Last year's UConn team was all dressed up with nowhere to go. The Huskies won 20 games, but were not eligible to participate in the postseason. There will be no keeping this year's team home from this March's NCAA dance.

Memphis took a huge, much needed step forward too, beating Oklahoma State, which is the co-favorite in the Big 12 with Kansas, and limiting Smart, who played with flu-like symptoms, to just 12 points on 4-of-13 shooting and while forcing him into five turnovers.

The intersectional, neutral-site game was the second meeting between both teams. Earlier, Smart reestablished his lottery credentials when he blew up for 39 points as the Cowboys blew past Memphis, 100-80, in Stillwater.

“I'm not a revenge guy," Pastner said. "I'm not like an ill-will guy. I think when you hold things in, things come out sideways. I talked to our guys about that. We needed to have course correction, and we corrected some of the course."

Pastner and Ollie are relatively new head coaches in the college game. The 36-year old Pastner, a former assistant to Lute Olson and John Calipari, inherited a Memphis team that was the premier program in Conference USA for years under Coach Cal in 2009. Calipari rejuvenated the Tigers into one of the one of the great basketball traditions operating outside a major media market without the benefit of a great football program. Pastner has been about as successful as anyone could have hoped, constantly landing excellent recruiting classes and taking his program to the NCAA tournament in three of four season.
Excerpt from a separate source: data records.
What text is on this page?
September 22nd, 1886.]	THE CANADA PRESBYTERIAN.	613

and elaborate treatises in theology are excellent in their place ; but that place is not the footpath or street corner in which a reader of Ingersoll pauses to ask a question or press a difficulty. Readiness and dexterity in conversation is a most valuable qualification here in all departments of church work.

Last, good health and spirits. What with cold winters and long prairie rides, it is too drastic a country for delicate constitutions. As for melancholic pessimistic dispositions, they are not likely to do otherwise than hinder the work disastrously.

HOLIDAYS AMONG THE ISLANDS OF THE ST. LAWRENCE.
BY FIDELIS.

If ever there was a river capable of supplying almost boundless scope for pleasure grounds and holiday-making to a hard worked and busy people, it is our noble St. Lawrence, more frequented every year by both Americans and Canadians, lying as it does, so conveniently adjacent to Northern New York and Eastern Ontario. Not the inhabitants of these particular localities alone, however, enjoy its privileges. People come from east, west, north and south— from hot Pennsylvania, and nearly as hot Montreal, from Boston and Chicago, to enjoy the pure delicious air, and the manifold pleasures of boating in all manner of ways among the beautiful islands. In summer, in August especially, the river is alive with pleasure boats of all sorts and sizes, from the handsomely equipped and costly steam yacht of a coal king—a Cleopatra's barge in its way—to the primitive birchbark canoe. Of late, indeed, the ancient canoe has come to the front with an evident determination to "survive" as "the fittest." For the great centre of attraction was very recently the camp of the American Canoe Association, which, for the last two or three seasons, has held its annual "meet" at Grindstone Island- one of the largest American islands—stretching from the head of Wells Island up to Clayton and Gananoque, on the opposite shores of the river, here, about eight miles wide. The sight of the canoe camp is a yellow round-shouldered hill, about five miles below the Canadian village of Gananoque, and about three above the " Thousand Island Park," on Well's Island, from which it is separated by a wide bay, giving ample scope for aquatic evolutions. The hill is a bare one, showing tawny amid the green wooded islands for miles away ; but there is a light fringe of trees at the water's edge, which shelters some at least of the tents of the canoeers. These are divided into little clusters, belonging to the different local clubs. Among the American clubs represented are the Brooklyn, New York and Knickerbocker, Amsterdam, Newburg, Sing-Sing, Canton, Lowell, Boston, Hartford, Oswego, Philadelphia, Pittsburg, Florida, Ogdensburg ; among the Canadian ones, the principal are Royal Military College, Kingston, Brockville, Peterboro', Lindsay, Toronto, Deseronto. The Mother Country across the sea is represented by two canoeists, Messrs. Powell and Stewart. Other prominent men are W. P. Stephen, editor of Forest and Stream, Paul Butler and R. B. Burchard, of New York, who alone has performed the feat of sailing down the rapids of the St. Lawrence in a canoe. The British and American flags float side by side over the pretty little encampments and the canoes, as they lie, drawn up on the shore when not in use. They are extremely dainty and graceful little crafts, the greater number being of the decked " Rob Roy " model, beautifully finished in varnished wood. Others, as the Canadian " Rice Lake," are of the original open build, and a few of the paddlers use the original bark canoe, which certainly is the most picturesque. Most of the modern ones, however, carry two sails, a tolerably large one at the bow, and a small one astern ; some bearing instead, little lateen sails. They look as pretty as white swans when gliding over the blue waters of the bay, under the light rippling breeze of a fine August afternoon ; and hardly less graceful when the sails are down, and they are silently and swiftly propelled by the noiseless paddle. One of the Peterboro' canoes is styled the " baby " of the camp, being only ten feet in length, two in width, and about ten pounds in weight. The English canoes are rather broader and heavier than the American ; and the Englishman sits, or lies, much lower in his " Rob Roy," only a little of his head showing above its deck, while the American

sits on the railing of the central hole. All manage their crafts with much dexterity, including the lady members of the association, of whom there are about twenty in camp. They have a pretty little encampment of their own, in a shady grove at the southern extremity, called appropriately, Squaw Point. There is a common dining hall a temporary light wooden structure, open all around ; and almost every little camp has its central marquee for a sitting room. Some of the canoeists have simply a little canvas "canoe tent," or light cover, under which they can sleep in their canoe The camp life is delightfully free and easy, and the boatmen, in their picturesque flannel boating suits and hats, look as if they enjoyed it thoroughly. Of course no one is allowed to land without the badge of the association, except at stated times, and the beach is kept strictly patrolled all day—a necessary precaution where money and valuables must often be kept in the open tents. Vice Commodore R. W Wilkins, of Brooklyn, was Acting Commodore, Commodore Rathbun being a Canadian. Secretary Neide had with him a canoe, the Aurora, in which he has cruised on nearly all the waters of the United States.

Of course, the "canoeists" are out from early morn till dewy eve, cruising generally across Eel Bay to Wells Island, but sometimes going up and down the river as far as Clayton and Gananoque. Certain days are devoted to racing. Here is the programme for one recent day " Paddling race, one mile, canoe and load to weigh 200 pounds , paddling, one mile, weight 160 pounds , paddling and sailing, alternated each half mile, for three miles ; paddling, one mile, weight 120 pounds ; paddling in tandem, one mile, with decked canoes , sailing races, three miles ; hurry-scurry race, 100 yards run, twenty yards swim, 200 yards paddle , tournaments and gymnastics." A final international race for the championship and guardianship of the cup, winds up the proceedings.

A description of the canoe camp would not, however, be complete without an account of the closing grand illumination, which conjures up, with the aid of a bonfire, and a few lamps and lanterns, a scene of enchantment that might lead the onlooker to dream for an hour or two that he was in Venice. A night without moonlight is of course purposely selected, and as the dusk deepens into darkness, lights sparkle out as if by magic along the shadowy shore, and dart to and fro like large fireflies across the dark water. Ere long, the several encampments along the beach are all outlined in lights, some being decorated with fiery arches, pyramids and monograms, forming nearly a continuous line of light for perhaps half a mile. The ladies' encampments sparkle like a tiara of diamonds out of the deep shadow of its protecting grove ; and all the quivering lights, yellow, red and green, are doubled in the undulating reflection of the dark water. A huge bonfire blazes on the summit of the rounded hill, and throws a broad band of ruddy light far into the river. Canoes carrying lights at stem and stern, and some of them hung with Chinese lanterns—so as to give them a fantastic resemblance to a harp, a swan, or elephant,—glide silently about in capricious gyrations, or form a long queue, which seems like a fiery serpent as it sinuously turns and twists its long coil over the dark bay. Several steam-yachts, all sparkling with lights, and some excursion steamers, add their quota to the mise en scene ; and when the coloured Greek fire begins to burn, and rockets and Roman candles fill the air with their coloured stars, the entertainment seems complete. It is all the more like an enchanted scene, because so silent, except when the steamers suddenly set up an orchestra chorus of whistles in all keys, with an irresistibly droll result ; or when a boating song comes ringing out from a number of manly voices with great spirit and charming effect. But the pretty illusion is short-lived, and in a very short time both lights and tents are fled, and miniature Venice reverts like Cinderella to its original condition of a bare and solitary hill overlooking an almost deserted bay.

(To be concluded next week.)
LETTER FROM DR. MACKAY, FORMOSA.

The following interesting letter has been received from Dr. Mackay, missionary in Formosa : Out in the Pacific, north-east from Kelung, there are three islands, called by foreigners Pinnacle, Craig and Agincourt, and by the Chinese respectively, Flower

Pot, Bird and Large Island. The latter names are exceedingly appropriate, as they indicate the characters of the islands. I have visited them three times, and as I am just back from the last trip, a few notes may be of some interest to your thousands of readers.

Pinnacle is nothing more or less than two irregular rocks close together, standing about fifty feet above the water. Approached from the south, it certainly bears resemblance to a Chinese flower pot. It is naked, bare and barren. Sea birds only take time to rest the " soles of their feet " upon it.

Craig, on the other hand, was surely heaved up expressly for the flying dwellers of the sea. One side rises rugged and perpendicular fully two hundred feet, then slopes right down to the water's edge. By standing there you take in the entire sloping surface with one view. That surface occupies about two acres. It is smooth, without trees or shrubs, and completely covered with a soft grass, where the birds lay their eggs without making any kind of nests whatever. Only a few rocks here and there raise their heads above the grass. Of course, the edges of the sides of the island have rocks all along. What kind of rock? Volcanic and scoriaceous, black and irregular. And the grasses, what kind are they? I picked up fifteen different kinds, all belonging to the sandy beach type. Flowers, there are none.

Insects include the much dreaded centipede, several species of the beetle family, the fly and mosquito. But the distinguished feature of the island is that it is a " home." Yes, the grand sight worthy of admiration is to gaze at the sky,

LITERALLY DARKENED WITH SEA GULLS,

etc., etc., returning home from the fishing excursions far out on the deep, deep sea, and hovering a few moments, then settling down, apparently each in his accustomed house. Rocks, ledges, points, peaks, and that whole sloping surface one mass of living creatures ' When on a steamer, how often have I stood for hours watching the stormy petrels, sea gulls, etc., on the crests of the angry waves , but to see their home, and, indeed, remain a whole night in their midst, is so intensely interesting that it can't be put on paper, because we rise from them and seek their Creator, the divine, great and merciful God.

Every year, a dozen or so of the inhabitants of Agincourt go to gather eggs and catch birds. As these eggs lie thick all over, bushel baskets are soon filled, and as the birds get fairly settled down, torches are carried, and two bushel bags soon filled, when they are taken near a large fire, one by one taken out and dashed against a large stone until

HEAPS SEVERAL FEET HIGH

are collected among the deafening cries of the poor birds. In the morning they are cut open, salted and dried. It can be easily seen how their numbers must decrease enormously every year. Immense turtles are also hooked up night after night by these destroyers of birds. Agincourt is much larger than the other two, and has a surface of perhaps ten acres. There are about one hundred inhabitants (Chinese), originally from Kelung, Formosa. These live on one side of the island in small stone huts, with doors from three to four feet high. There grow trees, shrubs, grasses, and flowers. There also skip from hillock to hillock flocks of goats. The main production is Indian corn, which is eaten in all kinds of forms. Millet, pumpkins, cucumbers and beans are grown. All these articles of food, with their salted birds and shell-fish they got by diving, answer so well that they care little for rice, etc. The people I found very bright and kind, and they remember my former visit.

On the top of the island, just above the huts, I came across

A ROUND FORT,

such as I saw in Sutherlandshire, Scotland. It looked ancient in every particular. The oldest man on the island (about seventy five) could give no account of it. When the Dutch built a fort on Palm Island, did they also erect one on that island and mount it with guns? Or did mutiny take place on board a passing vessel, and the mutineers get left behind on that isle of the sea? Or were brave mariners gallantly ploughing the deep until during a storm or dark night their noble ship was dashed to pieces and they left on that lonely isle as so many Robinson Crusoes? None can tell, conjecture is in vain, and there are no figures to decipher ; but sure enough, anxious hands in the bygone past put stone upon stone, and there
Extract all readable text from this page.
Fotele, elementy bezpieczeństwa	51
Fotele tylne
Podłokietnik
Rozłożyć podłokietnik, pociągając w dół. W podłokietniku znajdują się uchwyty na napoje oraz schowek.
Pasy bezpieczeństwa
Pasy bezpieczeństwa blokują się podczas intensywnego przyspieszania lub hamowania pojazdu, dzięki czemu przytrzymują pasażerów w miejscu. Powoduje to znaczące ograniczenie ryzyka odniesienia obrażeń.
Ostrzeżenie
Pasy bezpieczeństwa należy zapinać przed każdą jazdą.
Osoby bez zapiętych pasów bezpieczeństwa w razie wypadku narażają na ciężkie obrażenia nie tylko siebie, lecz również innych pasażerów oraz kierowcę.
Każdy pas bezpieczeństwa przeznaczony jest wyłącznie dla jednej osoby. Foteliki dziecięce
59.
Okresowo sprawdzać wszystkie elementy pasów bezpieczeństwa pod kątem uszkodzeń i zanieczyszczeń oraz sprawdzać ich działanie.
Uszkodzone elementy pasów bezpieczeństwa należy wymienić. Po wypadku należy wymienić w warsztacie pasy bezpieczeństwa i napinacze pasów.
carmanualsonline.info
Pastner's teams have averaged 27 wins a season .He had no trouble with the NCAA and his APR has been perfect.

But he had a blotch on his resume that Memphis fans were slow to dismiss. He was 0-for-13 against Top 25 teams.

An earlier loss to Oklahoma State was a disaster image-wise for a talented, guard-oriented team with huge preseason expectations in hoops-obsessed Memphis and gave the demanding fans there, who fill FedExForum for every home game, another chance to trash him, suggesting the Tigers underachieve and that Pastner was not ready for prime time.

 Ironically, Calipari was 2-11 against top-25 teams his first nine years at Memphis but nobody seemed to notice after the Tigers' program skyrocketed and advanced to the NCAA Elite Eight in 2007 and the national championship game the following year. 

That story finally changed for the better for Pastner and the Tigers after forward Shaq Goodwin scored 17 points and point guard Joe Jackson hit four key free throws late to ensure a close win over Oklahoma State, which should create a huge breakthrough and morale boost for this determined team.
 "Of course we wanted to win it for our coach,'' Goodwin said. “I hate to say we wanted to prove people wrong, but it just felt good to win our coach a top-five win.'' 

Pastner finally has gotten the monkey off his back when his team has showed it could play against a team of comparable talent.

Ollie, a former UConn star and NBA veteran is writing a new chapter in UConn basketball, which previously had multiple chapters written by Dee Rowe and Jim Calhoun. Ollie has the resources to keep the Huskies men's team on the national stage, much like Geno Auriemma has done with the women's side.

Having a clutch player like Napier helps. Napier has suddenly found himself drawing comparisons to iconic guard Kemba Walker, who led UConn to a 2011 national championship.

"Those are big shoes to fill,'' Napier said. "I'd have to win a national championship.''

One step at a time. But these Huskies are showing enormous promise.